The recent suicide of Robin Williams awakened many of us to the toll depression or bipolar disorder takes not only on the afflicted person, but also on those of us who love and live with the person with a mood disorder. As the tragedy of Robin Williams illustrates, there is no such thing as being “just” depressed. Depression and other mood disorders are serious illnesses, and mental illness should be treated as seriously as physical illness. Partners of mentally ill loved ones are often thrust into the role of caregiver, and self-care is paramount.
Here are some tips for caring of yourself while caring for someone with depression, bipolar disorder or other mood disorders.
1. Set healthy boundaries. It is tempting to forget your own needs when living with someone with a mood disorder. Remember that you need to take care of yourself. If you do not, you will become resentful and may suffer burn out and your own depression.
2. Do not isolate yourself. A person with a mood disorder is likely to isolate him or herself. This is a primary symptom of the disorder. It is also often a result of the shame or guilt the depressed person feels. Make sure to maintain your friendships, work life and the activities that give you satisfaction.
3. Learn about the disorder. This will help you understand your partner and give you tools for caring about yourself while caring for your loved one. If he or she suffers from bipolar disorder, learn not to say “he is bipolar.” He or she is not their illness, but someone with an illness. Learning about the disorder will also help you to….
4. Don’t take it personally. A symptom of many mood disorders is irritability and uncontrolled anger. Do not take it personally, as hard as that may seem when your loved one is lashing out and directing his or her anger toward you. Do not argue or defend yourself at those times – it is like trying to be rational with a baby having a temper tantrum. Arguing and expressing your anger at these times will only escalate the situation. If the anger is overly hurtful, disengage, and walk away, as unemotionally as you can, while not suppressing your own feelings. You can say “I know you are hurting right now, but you are also hurting me. We’ll talk after you feel a little better.”

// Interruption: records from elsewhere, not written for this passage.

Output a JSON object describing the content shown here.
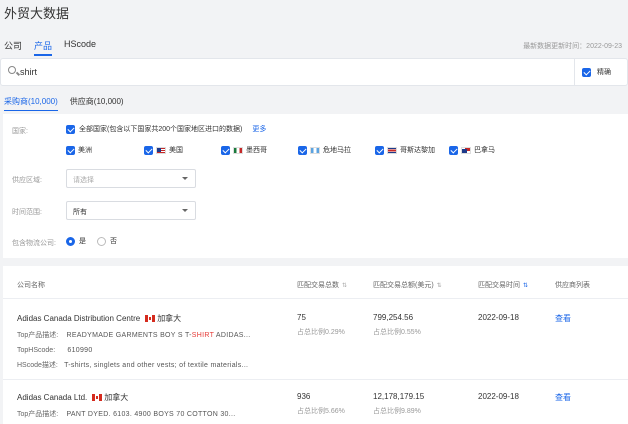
{
  "app": {
    "title": "外贸大数据"
  },
  "main_tabs": [
    {
      "label": "公司",
      "active": false
    },
    {
      "label": "产品",
      "active": true
    },
    {
      "label": "HScode",
      "active": false
    }
  ],
  "update_info": "最新数据更新时间：2022-09-23",
  "search": {
    "value": "shirt",
    "precise_label": "精确",
    "precise_checked": true
  },
  "sub_tabs": [
    {
      "label": "采购商(10,000)",
      "active": true
    },
    {
      "label": "供应商(10,000)",
      "active": false
    }
  ],
  "filters": {
    "country_label": "国家:",
    "all_countries": "全部国家(包含以下国家共200个国家地区进口的数据)",
    "more": "更多",
    "countries": [
      "美洲",
      "美国",
      "墨西哥",
      "危地马拉",
      "哥斯达黎加",
      "巴拿马"
    ],
    "region_label": "供应区域:",
    "region_placeholder": "请选择",
    "time_label": "时间范围:",
    "time_value": "所有",
    "logistics_label": "包含物流公司:",
    "yes": "是",
    "no": "否",
    "logistics_selected": "yes"
  },
  "table": {
    "headers": [
      "公司名称",
      "匹配交易总数",
      "匹配交易总额(美元)",
      "匹配交易时间",
      "供应商列表"
    ],
    "rows": [
      {
        "company": "Adidas Canada Distribution Centre",
        "country": "加拿大",
        "product_label": "Top产品描述:",
        "product_pre": "READYMADE GARMENTS BOY S T-",
        "product_hl": "SHIRT",
        "product_post": " ADIDAS...",
        "hscode_label": "TopHScode:",
        "hscode": "610990",
        "hsdesc_label": "HScode描述:",
        "hsdesc": "T-shirts, singlets and other vests; of textile materials...",
        "count": "75",
        "count_ratio": "占总比例0.29%",
        "amount": "799,254.56",
        "amount_ratio": "占总比例0.55%",
        "date": "2022-09-18",
        "action": "查看"
      },
      {
        "company": "Adidas Canada Ltd.",
        "country": "加拿大",
        "product_label": "Top产品描述:",
        "product_pre": "PANT DYED. 6103. 4900 BOYS 70 COTTON 30...",
        "product_hl": "",
        "product_post": "",
        "count": "936",
        "count_ratio": "占总比例5.66%",
        "amount": "12,178,179.15",
        "amount_ratio": "占总比例9.89%",
        "date": "2022-09-18",
        "action": "查看"
      }
    ]
  }
}
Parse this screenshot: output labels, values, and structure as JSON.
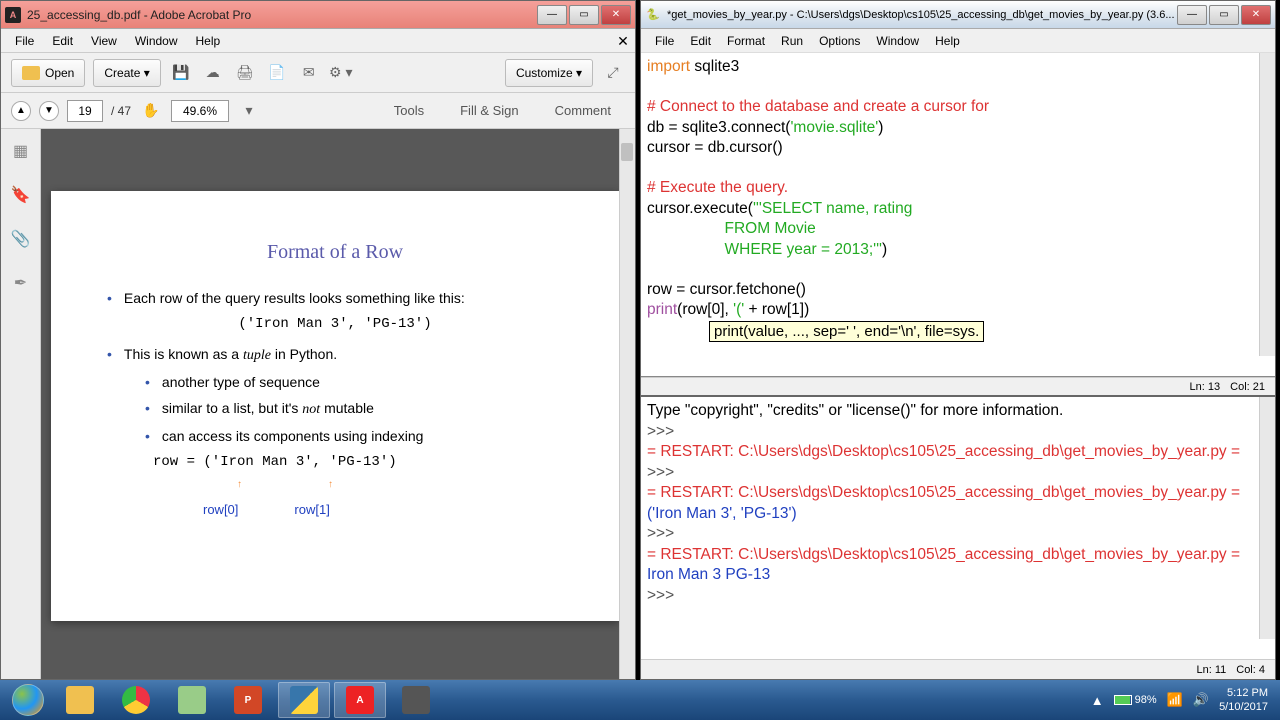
{
  "acrobat": {
    "title": "25_accessing_db.pdf - Adobe Acrobat Pro",
    "menu": [
      "File",
      "Edit",
      "View",
      "Window",
      "Help"
    ],
    "toolbar": {
      "open": "Open",
      "create": "Create ▾",
      "customize": "Customize ▾"
    },
    "nav": {
      "page": "19",
      "totalPages": "/ 47",
      "zoom": "49.6%"
    },
    "rightTabs": {
      "tools": "Tools",
      "fillSign": "Fill & Sign",
      "comment": "Comment"
    },
    "pdf": {
      "heading": "Format of a Row",
      "b1": "Each row of the query results looks something like this:",
      "code1": "('Iron Man 3', 'PG-13')",
      "b2a": "This is known as a ",
      "b2b": "tuple",
      "b2c": " in Python.",
      "s1": "another type of sequence",
      "s2a": "similar to a list, but it's ",
      "s2b": "not",
      "s2c": " mutable",
      "s3": "can access its components using indexing",
      "code2": "row = ('Iron Man 3', 'PG-13')",
      "idx0": "row[0]",
      "idx1": "row[1]"
    }
  },
  "idle": {
    "editorTitle": "*get_movies_by_year.py - C:\\Users\\dgs\\Desktop\\cs105\\25_accessing_db\\get_movies_by_year.py (3.6...",
    "menu": [
      "File",
      "Edit",
      "Format",
      "Run",
      "Options",
      "Window",
      "Help"
    ],
    "editorStatus": {
      "ln": "Ln: 13",
      "col": "Col: 21"
    },
    "code": {
      "l1a": "import",
      "l1b": " sqlite3",
      "l3": "# Connect to the database and create a cursor for",
      "l4a": "db = sqlite3.connect(",
      "l4b": "'movie.sqlite'",
      "l4c": ")",
      "l5": "cursor = db.cursor()",
      "l7": "# Execute the query.",
      "l8a": "cursor.execute(",
      "l8b": "'''SELECT name, rating",
      "l9": "                  FROM Movie",
      "l10a": "                  WHERE year = 2013;'''",
      "l10b": ")",
      "l12": "row = cursor.fetchone()",
      "l13a": "print",
      "l13b": "(row[0], ",
      "l13c": "'('",
      "l13d": " + row[1])",
      "tooltip": "print(value, ..., sep=' ', end='\\n', file=sys."
    },
    "shell": {
      "l1": "Type \"copyright\", \"credits\" or \"license()\" for more information.",
      "prompt": ">>> ",
      "r1": "= RESTART: C:\\Users\\dgs\\Desktop\\cs105\\25_accessing_db\\get_movies_by_year.py =",
      "out1": "('Iron Man 3', 'PG-13')",
      "out2": "Iron Man 3 PG-13"
    },
    "shellStatus": {
      "ln": "Ln: 11",
      "col": "Col: 4"
    }
  },
  "taskbar": {
    "battery": "98%",
    "time": "5:12 PM",
    "date": "5/10/2017"
  }
}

5. Determine if the anger is abusive, and weigh honestly whether to stay or leave. Only you know if the personal attacks are overly abusive and if they outweigh the love and good in the relationship. If you are in danger physically or emotionally, it will likely be best for you to leave the relationship. Abuse is never acceptable. Determine if the angry outbursts and behaviors are simply that or if they cross the line into abuse. If it is only occasional emotional attacks, that may be acceptable, but only you can judge how much it is affecting you and your life.
6. Take care of your own feelings and health. It is important to preserve your own health, both physical and mental, when you are living with a person with mental illness. You need to express your feelings, or you will become depressed yourself. Allow yourself a good cry, take a walk, hit a pillow or stamp your feet to get the feelings out. It is best not to do this in front of your loved one, as this may result in further guilt, shame and depression for him or her. Talk to a trusted friend. Get professional counseling for yourself. Get a massage. Exercise. Stay connected to your spiritual community.

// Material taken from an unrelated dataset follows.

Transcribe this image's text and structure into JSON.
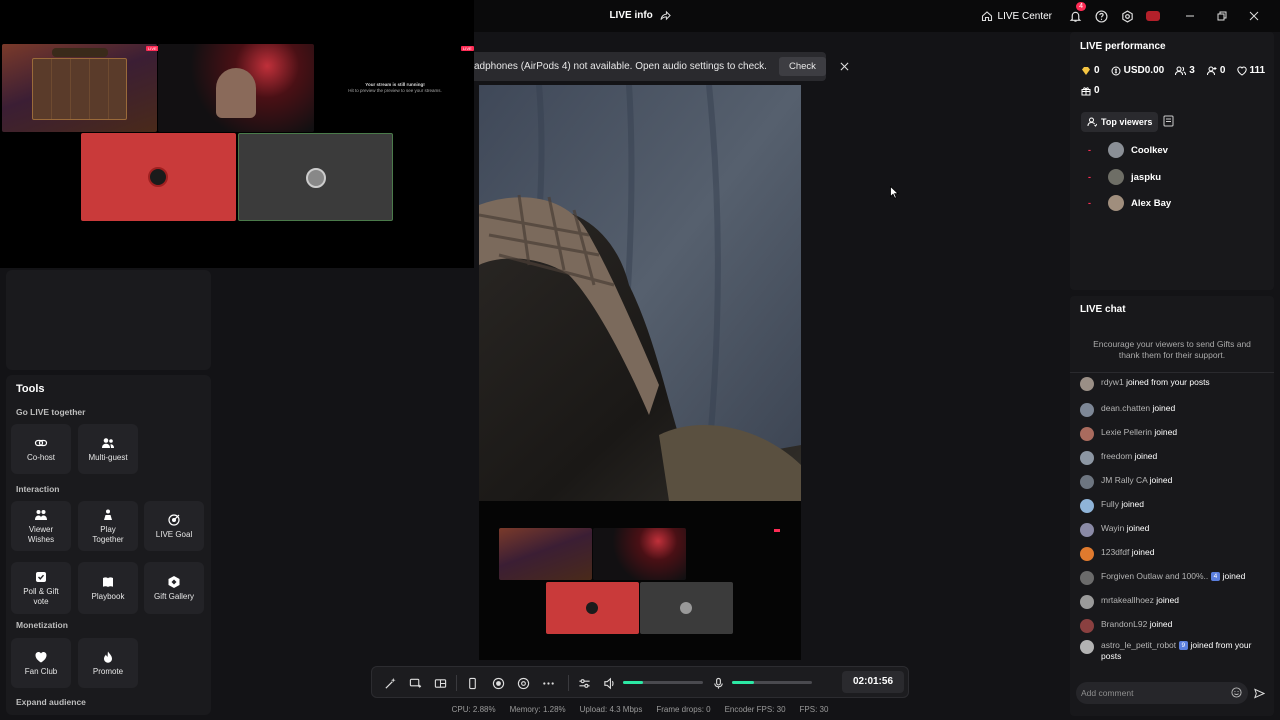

7. Do not try to “cure” or “fix” your loved one. He or she may hope, whether consciously or unconsciously, that you will be a savior/rescuer and cure the illness. Remember that this is not your role or job. Remind your loved one of this gently and firmly, and suggest professional help. This is a big piece in setting a healthy boundary. Do not nag about that, as tempting as that may be. Make suggestions once, avoiding the word” should.” He or she will hear you, and may just not be ready to take the necessary steps toward healing. Remember that only your loved one can choose to get the help he or she needs, and forcing him or her into therapy or into taking other steps will backfire if he or she is not ready to commit to the process.
8. Do not feel guilty about your loved one’s depression or other mood disorder. Remember that you are not responsible for it. Offer support, understanding and love, and again, don’t take it personally.
9. Do not make excuses for your loved one. Unfortunately, the negative symptoms of a mood disorder, such as undue anger, irritability and self-isolation, often spill over into other areas of your loved one’s and can affect your relationships with others. Let your loved one know that you will not make dishonest excuses, while assuring him or her that you will not divulge confidential information. If we all start saying “We would love to see you, but my partner is dealing with depression and is unable to go out tonight” we will begin to take away the stigma associated with mental illness. We have no problem excusing ourselves when we have a cold – why should it be any different with symptoms of a mental illness?
10. Be willing to engage in activities without your loved one. This goes hand in hand with not isolating yourself. If your loved one’s illness prevents him or her from keeping a social commitment, go yourself, especially if it is a commitment with a friend or community that nurtures you.
11. Have compassion for yourself, and acknowledge the good you are doing. Living with someone with a mental illness is a difficult challenge. Know that staying with your loved one and acting in the best interest of both yourself and your partner are acts of courage and compassion. Remember that you cannot have compassion for another unless you have compassion first and foremost for yourself.